I can’t claim to know the answer to the never-ending question of identity. But as I skimmed through a box of old college notes on my last visit home, I couldn’t help but marvel at my own rebirth over the past year. Sitting in my parent’s dusty, unfinished basement, with the water heater and occasional spider webs for company, I dug through my old anthropology notes: remnants of a major that now means very little to me. While I rummaged through boxes of discarded textbooks, I came across a flimsy paperback that was the cornerstone for a summer course I took titled, “The Archaeologist Looks at Death.” I remember reluctantly signing up for the class, what was supposed to be easy credits to finish my major before spending my final year of school abroad. As a student who focused his studies in linguistic anthropology, the study of current language movements, I had very little interest in the death rituals of ancient civilizations. “But hey,” I reasoned with myself before spring semester had let out, “who doesn’t need a little more King Tut in their lives?”

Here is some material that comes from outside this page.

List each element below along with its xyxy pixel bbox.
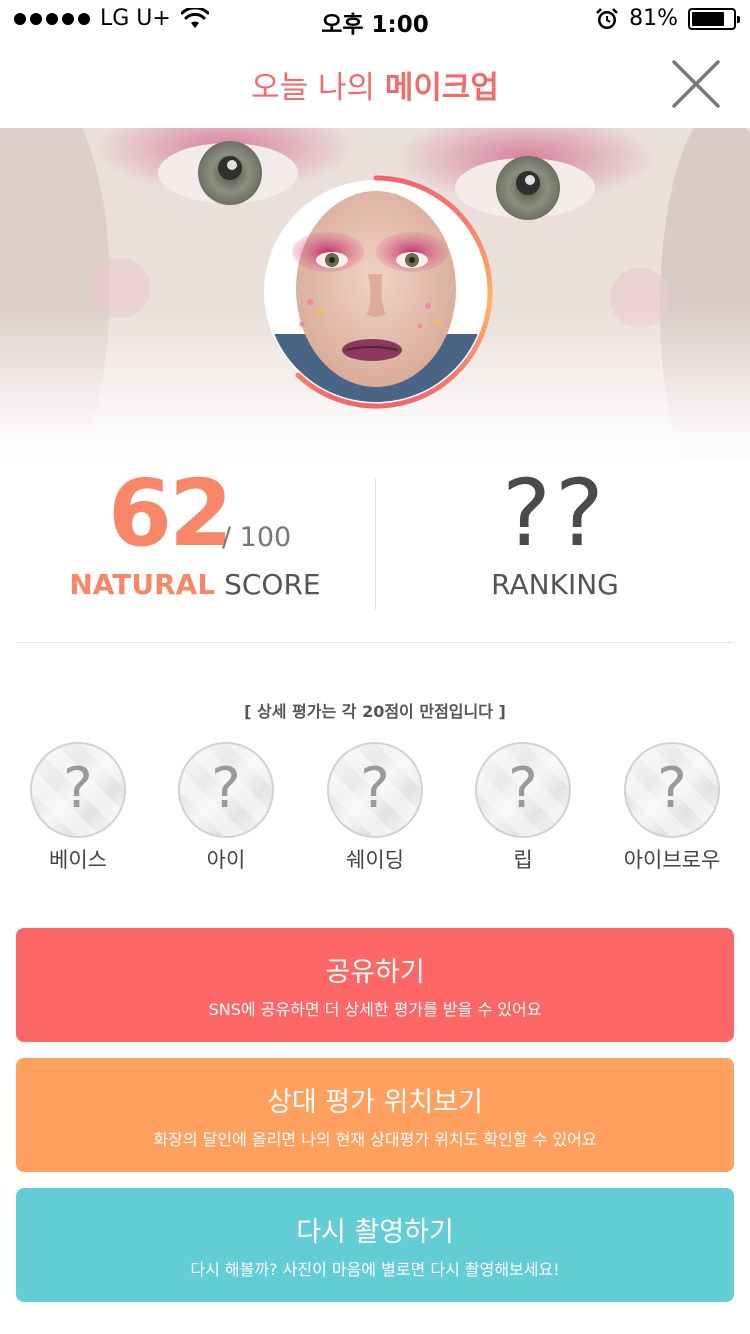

From the first day of the course, I become enthralled at how people, over the ages, dealt with death and how it translated, in many cultures, to a rebirth into the afterlife. Against the chill of the basement  six feet under, I pulled my baggy flannel shirt around me, adjusted my glasses, and perused page after page of dissected burial grounds, from the Russian Steppes to caves in Indonesia, each culture containing different rules for a proper burial. I thought of my own funeral of sorts, my menu-turned-mausoleum for my previous relationship. And like the ancient Egyptians, I had slowly started building my own pyramid. Where the ancient Egyptians used sand and stone to create magnificent shrines for their fallen leaders, I was in the process of creating just as amazing a structure: through a new social network of friends, a new life in a new city, and through a rediscovery of who I am, what I believe in, and what I want for myself, whether that be in a life shared with another or simply by myself. Much like a Nabataen admiring his work after finishing the construction of Al-Khazneh at Petra, I had my own Cheops and Khafra to boast about back in DC. And while most archaeologists believe these buildings to be constructed in order to admire the fallen, one can’t help but wonder if the designers of the pyramids of Egypt or ziggurats of Mesopotamia had some selfish aesthetic in mind: a fetish for the future, if you will. I wouldn’t doubt that those that lived in ancient civilizations who built glorious monuments to their fallen, if not the deceased themselves, had more in mind for the wonder the monuments would bring to later generations. Despite the archaeology textbook pointing out to me that these burial structures were meant to either assist the dead into the afterworld or act as some vessel until the dead could return, I can’t help but think of the Egyptian Queen Hatsepshut before she died, mapping out the plans for her grand temple, thinking to herself, “Damn, this shit will look good.”

And I have to admit, being Single, with a new social life and endless possibilities in front of me, I have to agree: that shit looks good.